Alors que les autorités de Transition ont informé par écrit la CEDEAO de l’incapacité de tenir les élections législatives et présidentielles au délai initialement prévu, l’organisation sous-régionale, au cours de sa 3è session extraordinaire tenue le 06 novembre courant à Accra, a toutefois imposé une interdiction de voyager et un gel des avoirs financiers à la junte, au gouvernement, au CNT, à leur famille, ainsi que des « groupes identifiés ». Elle a aussi invité l’UA, l’ONU et l’Europe à faire de même et promet en outre d’autres sanctions le mois prochain. Quant à la France qui tire les ficelles de toutes ces sanctions de la CEDEAO contre le Mali, elle dit vouloir apporter son aide à l’organisation sous-régionale. Au vu des recommandations prises, il y a plus de peur que de mal, mais la question qui est sur toutes les lèvres est la suivante : s’achemine-t-on vers une véritable strangulation lente mais inexorable de notre pays si seulement si les progrès que veut la CEDEAO (même au détriment des intérêts du peuple malien) ne sont pas réalisés ? Ce qui se dessine n’est rien d’autre qu’un complot venant de l’intérieur du pays contre la Transition entretenu par la France et la CEDEAO.
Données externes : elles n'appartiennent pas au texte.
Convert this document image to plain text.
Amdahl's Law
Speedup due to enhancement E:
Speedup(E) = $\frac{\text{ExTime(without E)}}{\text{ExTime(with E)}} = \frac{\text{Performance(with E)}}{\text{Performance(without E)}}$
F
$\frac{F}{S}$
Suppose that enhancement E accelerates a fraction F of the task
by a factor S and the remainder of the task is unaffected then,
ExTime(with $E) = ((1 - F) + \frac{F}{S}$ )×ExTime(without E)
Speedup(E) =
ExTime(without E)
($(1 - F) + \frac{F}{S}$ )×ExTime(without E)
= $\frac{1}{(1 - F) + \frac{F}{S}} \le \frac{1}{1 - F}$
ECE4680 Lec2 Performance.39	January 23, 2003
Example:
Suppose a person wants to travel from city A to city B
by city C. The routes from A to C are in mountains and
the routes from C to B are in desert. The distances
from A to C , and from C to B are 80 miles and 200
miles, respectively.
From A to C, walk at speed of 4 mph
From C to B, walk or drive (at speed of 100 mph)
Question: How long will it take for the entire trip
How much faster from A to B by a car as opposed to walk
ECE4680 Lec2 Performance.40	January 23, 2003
– Où se situe le problème ?
Sans contexte, il est clair que la pomme de discorde, c’est bien la tenue des Assises Nationales de Refondation (ANR) et le respect des dates des élections législatives et présidentielles. D’un côté, la CEDEAO tient fermement à ses sanctions tant que le Mali n’a pas respecté les engagements pris, de l’autre le Mali qui poursuit inexorablement sa refondation en posant le premier acte que sont les Assises rejetées par la CEDEAO, pourtant passage obligé, côté Transition, pour les élections fermement exigées par la CEDEAO. Pour l’instant, nous assistons non pas à un dialogue de sourds, mais un jeu de ping-pong entre des prétendus adversaires qui se pèsent et soupèsent, chacun espérant que la balance se penchera de son côté. Si la mission de la CEDEAO est de nature à aider le Mali, pourquoi est-elle si réticente à l’idée même de la tenue des Assises nationales, malgré les explications fournies par les autorités de la Transition ? Pourtant, à analyser de près, ces Assises nationales sont censées apporter du sang neuf dans notre système de gouvernance que la CEDEAO ne cesse d’exiger à ses Etats membres. Et pour cause :
– La CEDEAO dit exiger la bonne gouvernance, ces Assises Nationales sont le levier pour y parvenir ;
– La CEDEAO exige la tenue d’élections paisibles et sujettes à moins de contestations, ces Assises Nationales tracent le chemin pour y parvenir ;
– La CEDEAO exige l’instauration d’un régime démocratiquement élu, ces Assises Nationales en donnent la possibilité. Alors, où se situe le problème ?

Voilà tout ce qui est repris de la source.